Images filmées de NguynN ÐcC Thọ esquissant l’Hôtel Caravelle, prises par Stephan Koester. À droite : l’esquisse de Thọ. Crédit: Collection de témoins
Vue sous différents angles, la Libération de Saigon prend sur de nombreuses nuances et teintes. Pour ceux qui se retiraient de la ville, le dernier aperçu de Saigon s’éloignant d’en haut devait être un soulagement, car la peur et l’anxiété d’éventuelles représailles ont fondu. Pour ceux qui marchaient aux côtés du hochet rassurant des chars, la réalité de se rapprocher de Saigon a sans doute inculqué un moment de fierté et de joie. Pour ceux qui se rencontraient pour la première fois, pour se reconnecter plus tard dans le futur, la chute de Saigon est devenue un souvenir partagé.
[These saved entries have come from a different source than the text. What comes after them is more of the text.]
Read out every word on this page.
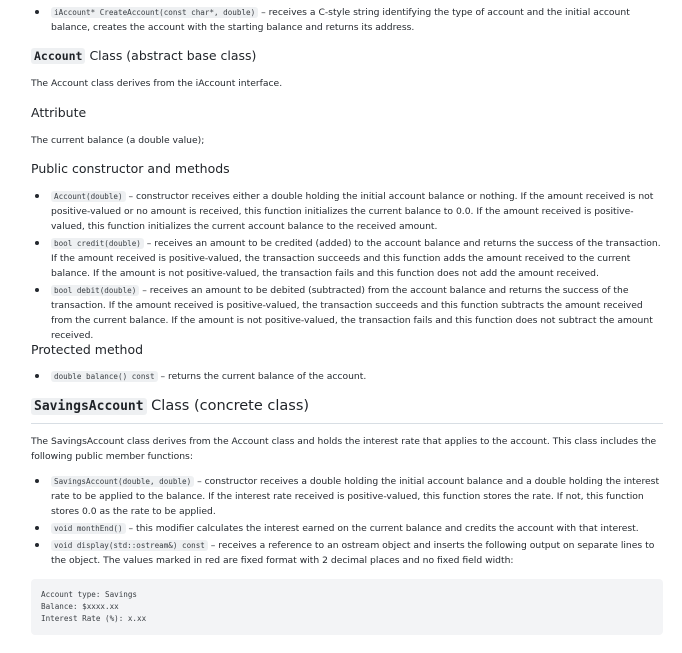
iAccount* CreateAccount(const char*, double) – receives a C-style string identifying the type of account and the initial account balance, creates the account with the starting balance and returns its address.
Account Class (abstract base class)
The Account class derives from the iAccount interface.
Attribute
The current balance (a double value);
Public constructor and methods
Account(double) – constructor receives either a double holding the initial account balance or nothing. If the amount received is not positive-valued or no amount is received, this function initializes the current balance to 0.0. If the amount received is positive-valued, this function initializes the current account balance to the received amount.
bool credit(double) – receives an amount to be credited (added) to the account balance and returns the success of the transaction. If the amount received is positive-valued, the transaction succeeds and this function adds the amount received to the current balance. If the amount is not positive-valued, the transaction fails and this function does not add the amount received.
bool debit(double) – receives an amount to be debited (subtracted) from the account balance and returns the success of the transaction. If the amount received is positive-valued, the transaction succeeds and this function subtracts the amount received from the current balance. If the amount is not positive-valued, the transaction fails and this function does not subtract the amount received.
Protected method
double balance() const – returns the current balance of the account.
SavingsAccount Class (concrete class)
The SavingsAccount class derives from the Account class and holds the interest rate that applies to the account. This class includes the following public member functions:
SavingsAccount(double, double) – constructor receives a double holding the initial account balance and a double holding the interest rate to be applied to the balance. If the interest rate received is positive-valued, this function stores the rate. If not, this function stores 0.0 as the rate to be applied.
void monthEnd() – this modifier calculates the interest earned on the current balance and credits the account with that interest.
void display(std::ostream&) const – receives a reference to an ostream object and inserts the following output on separate lines to the object. The values marked in red are fixed format with 2 decimal places and no fixed field width:
Account type: Savings
Balance: $xxxx.xx
Interest Rate (%): x.xx
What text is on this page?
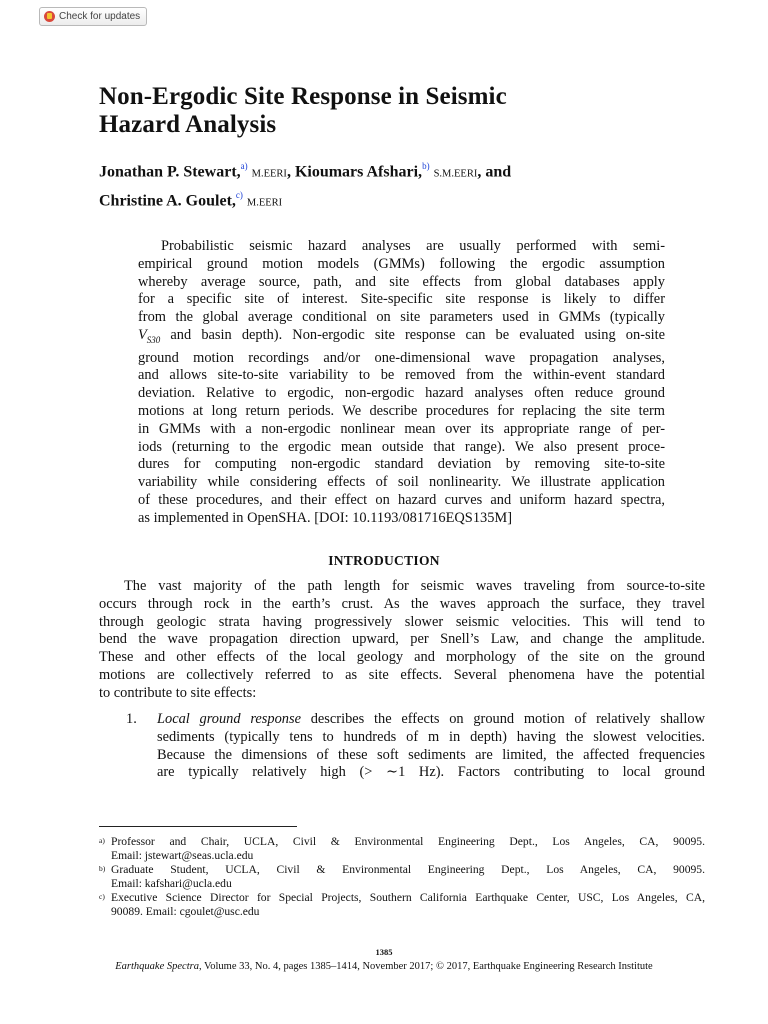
Check for updates
Non-Ergodic Site Response in Seismic
Hazard Analysis
Jonathan P. Stewart,$^{a)}$ M.EERI, Kioumars Afshari,$^{b)}$ S.M.EERI, and
Christine A. Goulet,$^{c)}$ M.EERI
Probabilistic seismic hazard analyses are usually performed with semi-
empirical ground motion models (GMMs) following the ergodic assumption
whereby average source, path, and site effects from global databases apply
for a specific site of interest. Site-specific site response is likely to differ
from the global average conditional on site parameters used in GMMs (typically
$V_{S30}$ and basin depth). Non-ergodic site response can be evaluated using on-site
ground motion recordings and/or one-dimensional wave propagation analyses,
and allows site-to-site variability to be removed from the within-event standard
deviation. Relative to ergodic, non-ergodic hazard analyses often reduce ground
motions at long return periods. We describe procedures for replacing the site term
in GMMs with a non-ergodic nonlinear mean over its appropriate range of per-
iods (returning to the ergodic mean outside that range). We also present proce-
dures for computing non-ergodic standard deviation by removing site-to-site
variability while considering effects of soil nonlinearity. We illustrate application
of these procedures, and their effect on hazard curves and uniform hazard spectra,
as implemented in OpenSHA. [DOI: 10.1193/081716EQS135M]
INTRODUCTION
The vast majority of the path length for seismic waves traveling from source-to-site
occurs through rock in the earth’s crust. As the waves approach the surface, they travel
through geologic strata having progressively slower seismic velocities. This will tend to
bend the wave propagation direction upward, per Snell’s Law, and change the amplitude.
These and other effects of the local geology and morphology of the site on the ground
motions are collectively referred to as site effects. Several phenomena have the potential
to contribute to site effects:
1. Local ground response describes the effects on ground motion of relatively shallow
sediments (typically tens to hundreds of m in depth) having the slowest velocities.
Because the dimensions of these soft sediments are limited, the affected frequencies
are typically relatively high (> ∼1 Hz). Factors contributing to local ground
a) Professor and Chair, UCLA, Civil & Environmental Engineering Dept., Los Angeles, CA, 90095.
Email: jstewart@seas.ucla.edu
b) Graduate Student, UCLA, Civil & Environmental Engineering Dept., Los Angeles, CA, 90095.
Email: kafshari@ucla.edu
c) Executive Science Director for Special Projects, Southern California Earthquake Center, USC, Los Angeles, CA,
90089. Email: cgoulet@usc.edu
1385
Earthquake Spectra, Volume 33, No. 4, pages 1385–1414, November 2017; © 2017, Earthquake Engineering Research Institute
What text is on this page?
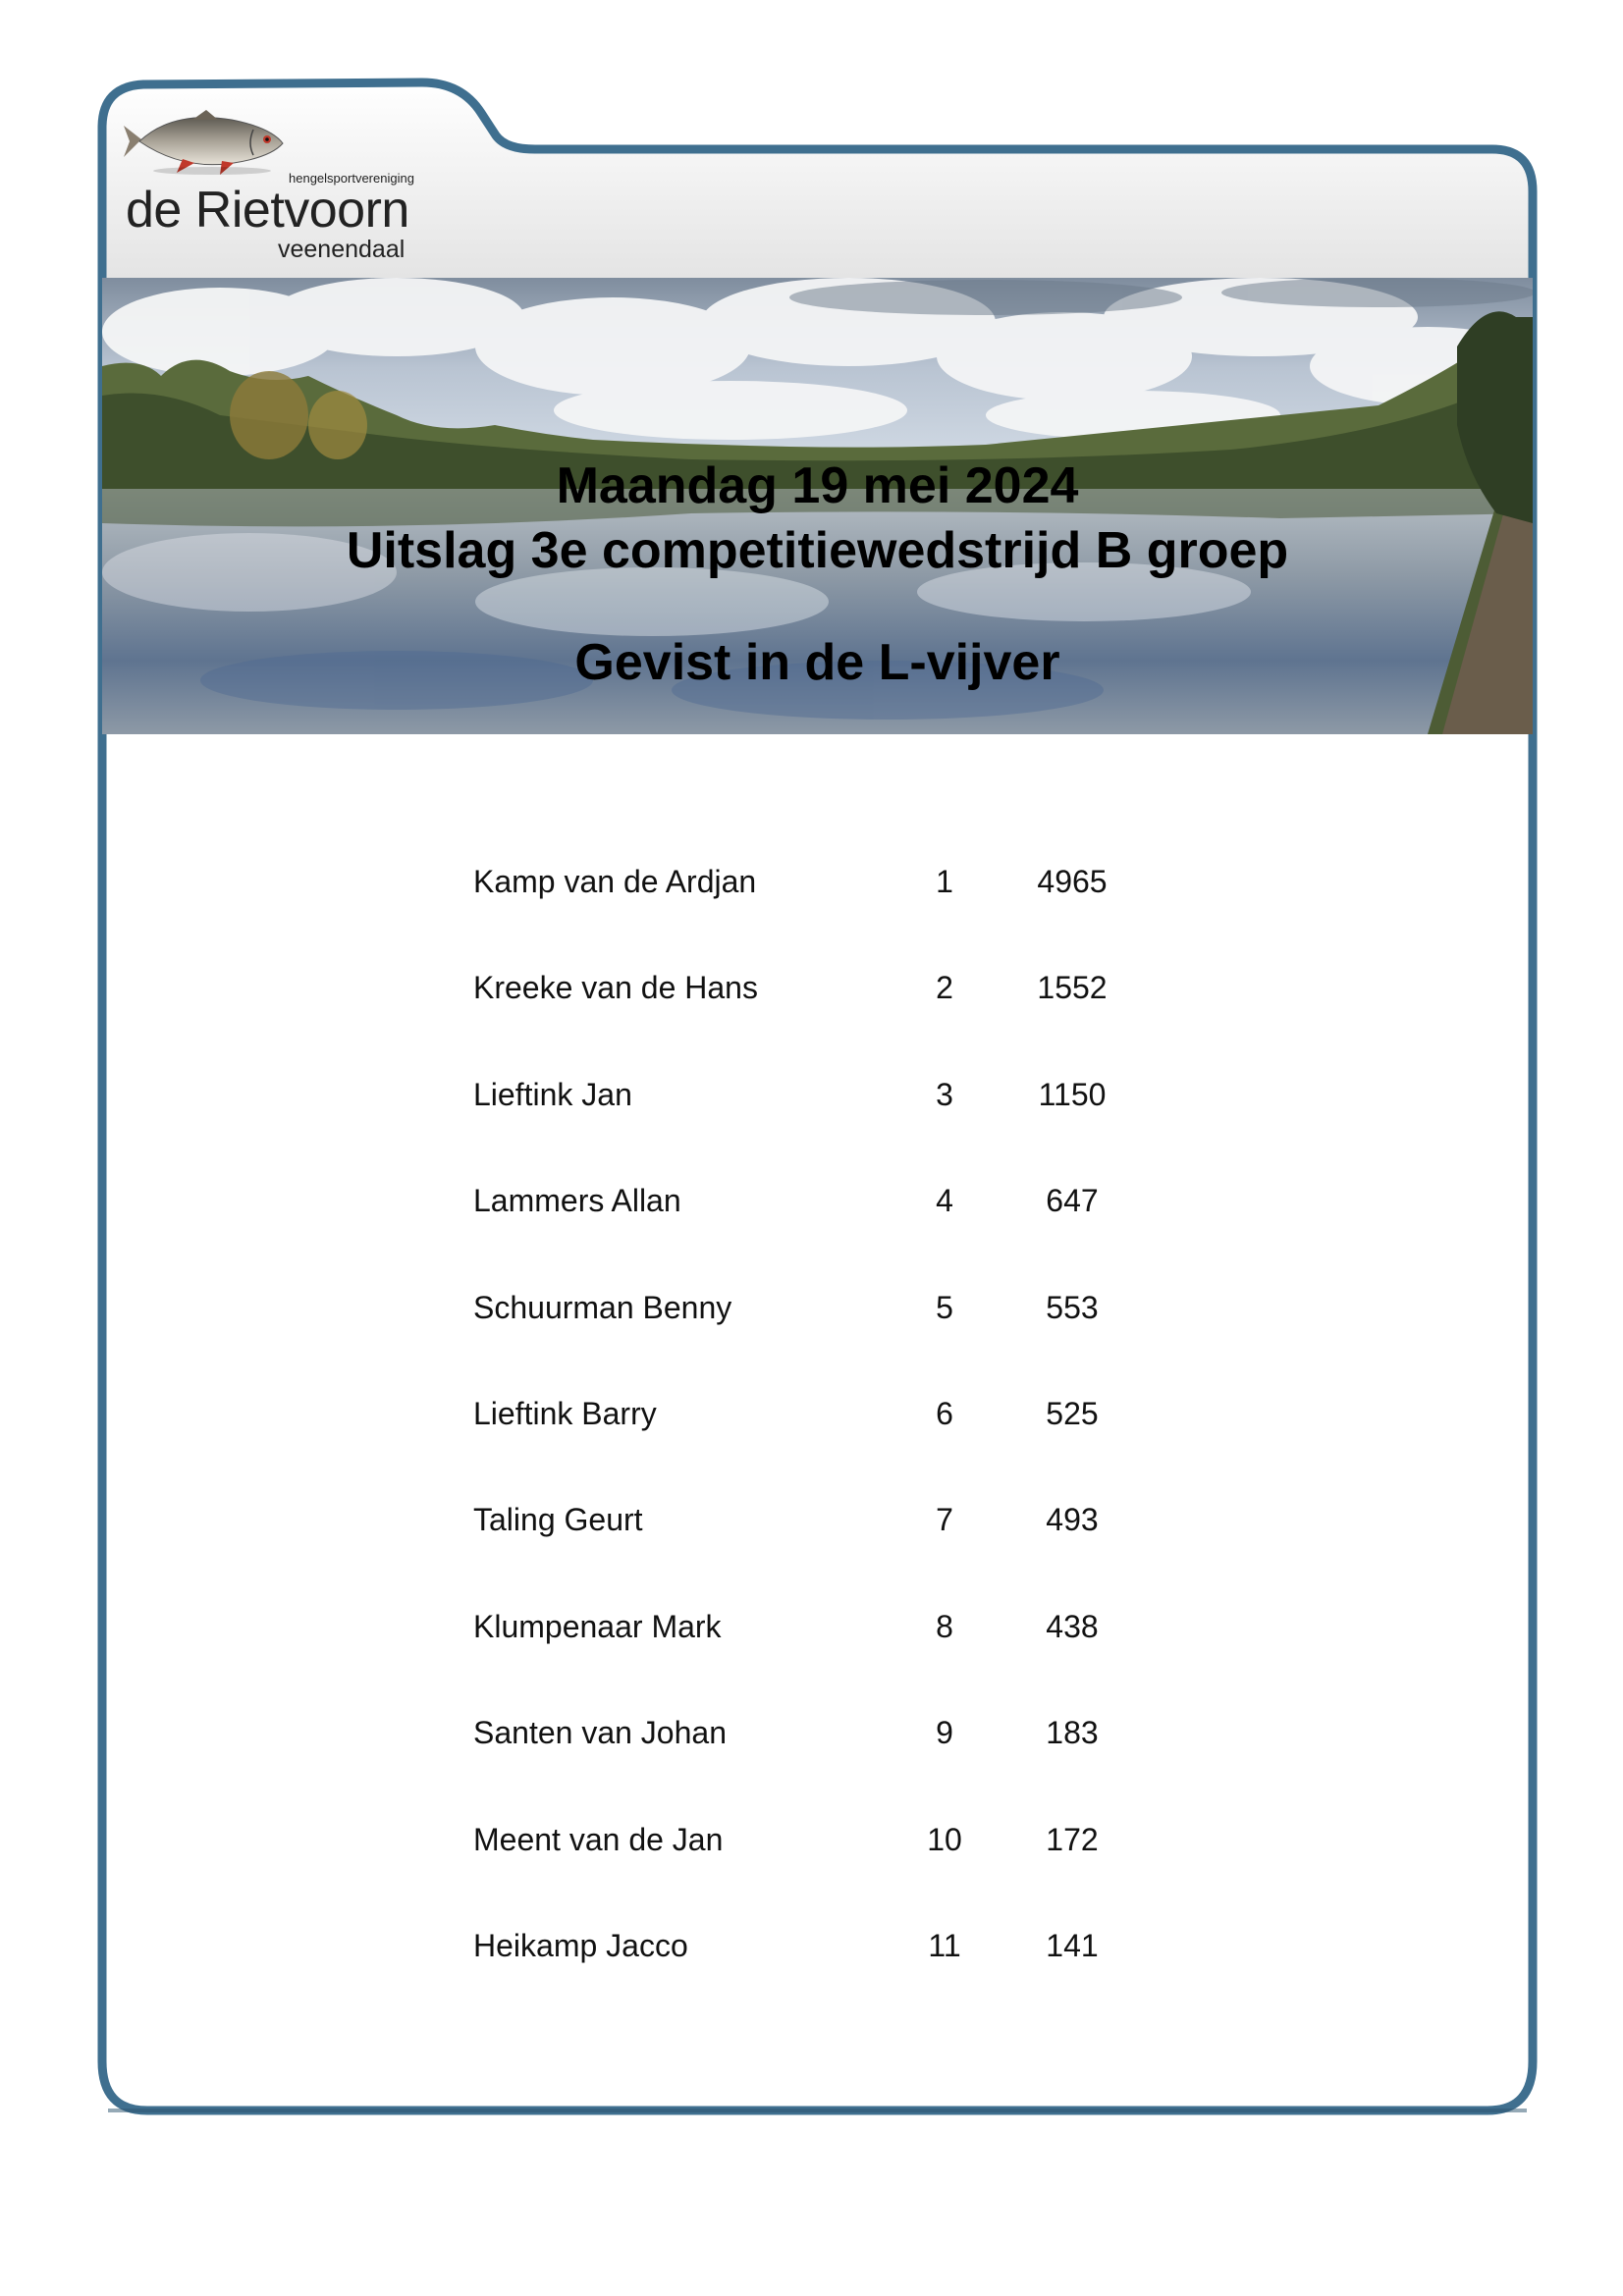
hengelsportvereniging
de Rietvoorn
veenendaal
Maandag 19 mei 2024
Uitslag 3e competitiewedstrijd B groep
Gevist in de L-vijver
Kamp van de Ardjan	1	4965
Kreeke van de Hans	2	1552
Lieftink Jan	3	1150
Lammers Allan	4	647
Schuurman Benny	5	553
Lieftink Barry	6	525
Taling Geurt	7	493
Klumpenaar Mark	8	438
Santen van Johan	9	183
Meent van de Jan	10	172
Heikamp Jacco	11	141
Néanmoins, le 45e anniversaire du Jour de la réunification est sans aucun doute un moment de célébration. Fait intéressant, en cette période de Covid-19, c’est aussi un rappel important de la façon dont le monde se développe. À ce jour, plus de personnes sont mortes en Amérique du coronavirus que les militaires américains de la guerre du Vietnam. Le Vietnam, en revanche, n’a rapporté aucun décès jusqu’à présent.
Alors, à tous ceux qui au Vietnam luttent courageusement et intelligemment contre la pandémie sans précédent en tant que nation indépendante, bonne journée de Réunification.